Wet bank holiday Monday in Montevideo

I arrived in Colonia de Sacramento, Uruguay by ferry on a rainy Sunday morning. I’d had a very scanty night’s sleep  – you could hardly call it a night, just a couple of fleeting hours following a tango show, dinner and drinks, some unsatisfying calls to banks (my cards had been stolen on the Friday evening ) and a hasty dawn packing up of my apartment. The former Portuguese colony is tiny, picture-postcard pretty and immediately lifted my tired spirits. There is a palm-draped square, evocative cobbled street and a collection of small but sweet museums. For some reason you also frequently come upon tropical flowers sprouting from classic cars and old-fashioned carts like colourful pink cress.

I felt under-dressed and scruffy compared with the immaculately turned-out day-tripping portenos, but I bought my museum pass, pulled on my waterproof and roamed around. Most of the museums are converted colonial homes (the Portuguese occupied the place in the early 18th century), faithfully preserved and proudly displaying a range of artefacts from crockery, silver and paintings to pinned butterflies and dinosaur bones. My favourite exhibits were the glyptodont (a sort of giant armadillo) in the Museo Municipal de Dr Bautista Rebuffo and the beautifully illustrated 16th century maps in the hushed downstairs rooms of the Museo del Periodo Historico Portugues (once a geographer …).

A dazzling white lighthouse broods alongside the old city walls, and I made the scramble to the top to stand alongisde the admirably solar-powered lamp to peer into the wind at the Rio de la Plata separating Colonia from Buenos Aires by 40 muddy brown kilometers. That evening I drank an overpriced sauvignon blanc in the delightful arty-photograph lined 1717 cafe bar, listening to jazz while the owners watched Frank Sinatra and Audrey Hepburn in ‘Face of an Angel’ with the sound turned off. He was unselfconsciously wearing a smart Panama hat and told me they had a huge collection of old films.

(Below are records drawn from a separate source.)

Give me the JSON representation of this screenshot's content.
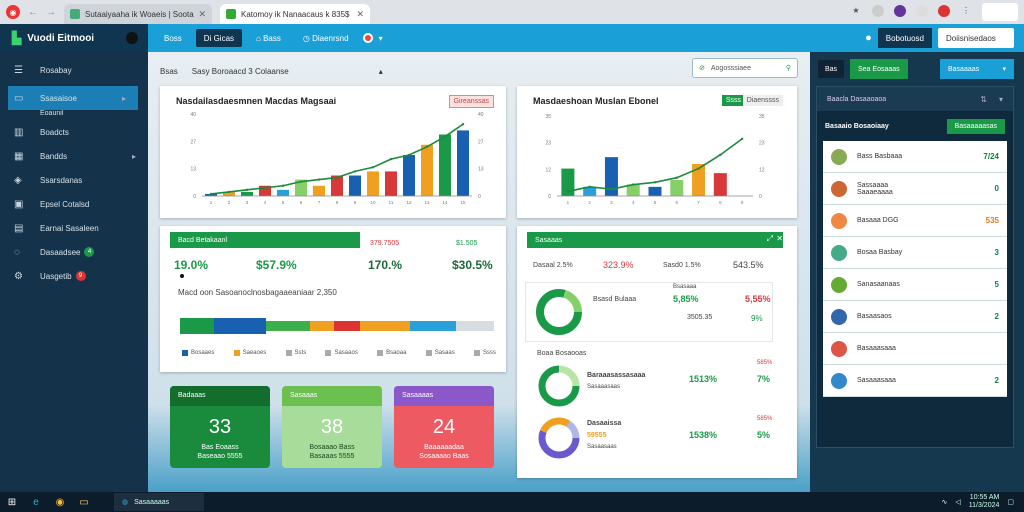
{
  "browser": {
    "tabs": [
      {
        "label": "Sutaaiyaaha ik Woaeis | Sootarna"
      },
      {
        "label": "Katomoy ik Nanaacaus k 835$"
      }
    ]
  },
  "app": {
    "brand": "Vuodi Eitmooi",
    "topnav": [
      "Boss",
      "Di Gicas",
      "Bass",
      "Diaenrsnd"
    ],
    "topright": [
      "Bobotuosd",
      "Doiisnisedaos"
    ]
  },
  "sidebar": {
    "items": [
      {
        "label": "Rosabay",
        "icon": "menu-icon"
      },
      {
        "label": "Ssasaisoe",
        "icon": "monitor-icon",
        "sub": "Eoaunil"
      },
      {
        "label": "Boadcts",
        "icon": "building-icon"
      },
      {
        "label": "Bandds",
        "icon": "calendar-icon"
      },
      {
        "label": "Ssarsdanas",
        "icon": "tag-icon"
      },
      {
        "label": "Epsel Cotalsd",
        "icon": "grid-icon"
      },
      {
        "label": "Earnai Sasaleen",
        "icon": "table-icon"
      },
      {
        "label": "Dasaadsee",
        "icon": "headset-icon",
        "badge": "4"
      },
      {
        "label": "Uasgetib",
        "icon": "gear-icon",
        "badge": "9"
      }
    ]
  },
  "main": {
    "breadcrumb": {
      "home": "Bsas",
      "path": "Sasy Boroaacd 3 Colaanse"
    },
    "search": {
      "placeholder": "Aogosssiaee"
    },
    "card1": {
      "title": "Nasdailasdaesmnen Macdas Magsaai",
      "pill": "Gireanssas"
    },
    "card2": {
      "title": "Masdaeshoan Muslan Ebonel",
      "pills": [
        "Ssss",
        "Diaenssss"
      ]
    },
    "card3": {
      "bar": "Bacd Betakaanl",
      "stats": [
        "19.0%",
        "$57.9%",
        "170.%",
        "$30.5%"
      ],
      "minis": [
        "379.7505",
        "$1.505"
      ],
      "subtitle": "Macd oon Sasoanoclnosbagaaeaniaar 2,350",
      "legend": [
        "Bosaaes",
        "Saeaoes",
        "Ssts",
        "Sasaaos",
        "Bsaoaa",
        "Sasaas",
        "Ssss"
      ]
    },
    "card4": {
      "bar": "Sasaaas",
      "top": [
        "Dasaal 2.5%",
        "323.9%",
        "Sasd0 1.5%",
        "543.5%"
      ],
      "donut1": {
        "label": "Bsasd Bulaaa",
        "vals": [
          "Bsasaaa",
          "5,85%",
          "3,63%",
          "5,55%"
        ],
        "sub": "3505.35",
        "pct": "9%"
      },
      "section": "Boaa Bosaooas",
      "donut2": {
        "label": "Baraaasassasaaa",
        "sub": "Sasaaasaas",
        "top": "585%",
        "v1": "1513%",
        "v2": "7%"
      },
      "donut3": {
        "label": "Dasaaissa",
        "sub2": "59555",
        "sub": "Sasaasaas",
        "top": "585%",
        "v1": "1538%",
        "v2": "5%"
      }
    },
    "tiles": [
      {
        "head": "Badaaas",
        "value": "33",
        "label1": "Bas Eoaass",
        "label2": "Baseaao 5555"
      },
      {
        "head": "Sasaaas",
        "value": "38",
        "label1": "Bosaaao Bass",
        "label2": "Basaaas 5555"
      },
      {
        "head": "Sasaaaas",
        "value": "24",
        "label1": "Baaaaaadaa",
        "label2": "Sosaaaao Baas"
      }
    ]
  },
  "right": {
    "top": [
      "Bas",
      "Sea Eosaaas",
      "Basaaaas"
    ],
    "head": "Baacla Dasaaoaoa",
    "subtitle": "Basaaio Bosaoiaay",
    "button": "Basaaaaasas",
    "rows": [
      {
        "label": "Bass Basbaaa",
        "value": "7/24"
      },
      {
        "label": "Sassaaaa\nSaaaeaaaa",
        "value": "0"
      },
      {
        "label": "Basaaa DGG",
        "value": "535"
      },
      {
        "label": "Bosaa Basbay",
        "value": "3"
      },
      {
        "label": "Sanasaanaas",
        "value": "5"
      },
      {
        "label": "Basaasaos",
        "value": "2"
      },
      {
        "label": "Basaaasaaa",
        "value": ""
      },
      {
        "label": "Sasaaasaaa",
        "value": "2"
      }
    ]
  },
  "taskbar": {
    "app": "Sasaaaaas",
    "time": "10:55 AM",
    "date": "11/3/2024"
  },
  "chart_data": [
    {
      "type": "bar",
      "categories": [
        "1",
        "2",
        "3",
        "4",
        "5",
        "6",
        "7",
        "8",
        "9",
        "10",
        "11",
        "12",
        "13",
        "14",
        "15"
      ],
      "values": [
        1,
        2,
        2,
        5,
        3,
        8,
        5,
        10,
        10,
        12,
        12,
        20,
        25,
        30,
        32
      ],
      "line": [
        1,
        2,
        3,
        4,
        5,
        7,
        8,
        9,
        12,
        14,
        18,
        20,
        24,
        29,
        35
      ],
      "ylim": [
        0,
        40
      ]
    },
    {
      "type": "bar",
      "categories": [
        "1",
        "2",
        "3",
        "4",
        "5",
        "6",
        "7",
        "8",
        "9"
      ],
      "values": [
        12,
        4,
        17,
        5,
        4,
        7,
        14,
        10,
        0
      ],
      "line": [
        2,
        4,
        3,
        5,
        6,
        8,
        12,
        18,
        25
      ],
      "ylim": [
        0,
        35
      ]
    }
  ]
}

The next day I arrived in Montevideo on a wet bank holiday Monday. The city was not at its best and everything was closed. I scurried through the old town, where litter whirled in the wind-whipped rain and down-and-outs lurched and loitered in doorways, to the Mercado de la Puerte. I’d wanted to visit this place since I read about it in Colm Toibin’s The Story of the Night (a great read, meticulously written) and it didn’t disappoint. I perched on a bar stool opposite the grill at La Chacra del Puerta . There I happily whiled away most of the afternoon eating juicy swordfish and drinking the market speciality media y media (half ordinary white wine, half sparkling white wine, a light, slightly sweet fizz that seems very at home alongside the hot coals of the parilla) with the extremely entertaining John-Robert (from Austria but now living in Cordoba in Argentina and running his own software business)  and Pascal who had flown in that morning from Switzerland. The stout Don Pascual commanded the grilling of huge chunks of meats and fish, while handsome young waiters in red T-shirts dispensed huge platters of food and refilled an endless stream of media y media glasses. The vaulted roof held captive the sizzling smells of grilling meat, the enchanting sound of popping corks and the rumbling of countless conversations, trapping the faintly medieval atmosphere in a smoky fuzz. Montevidean magic.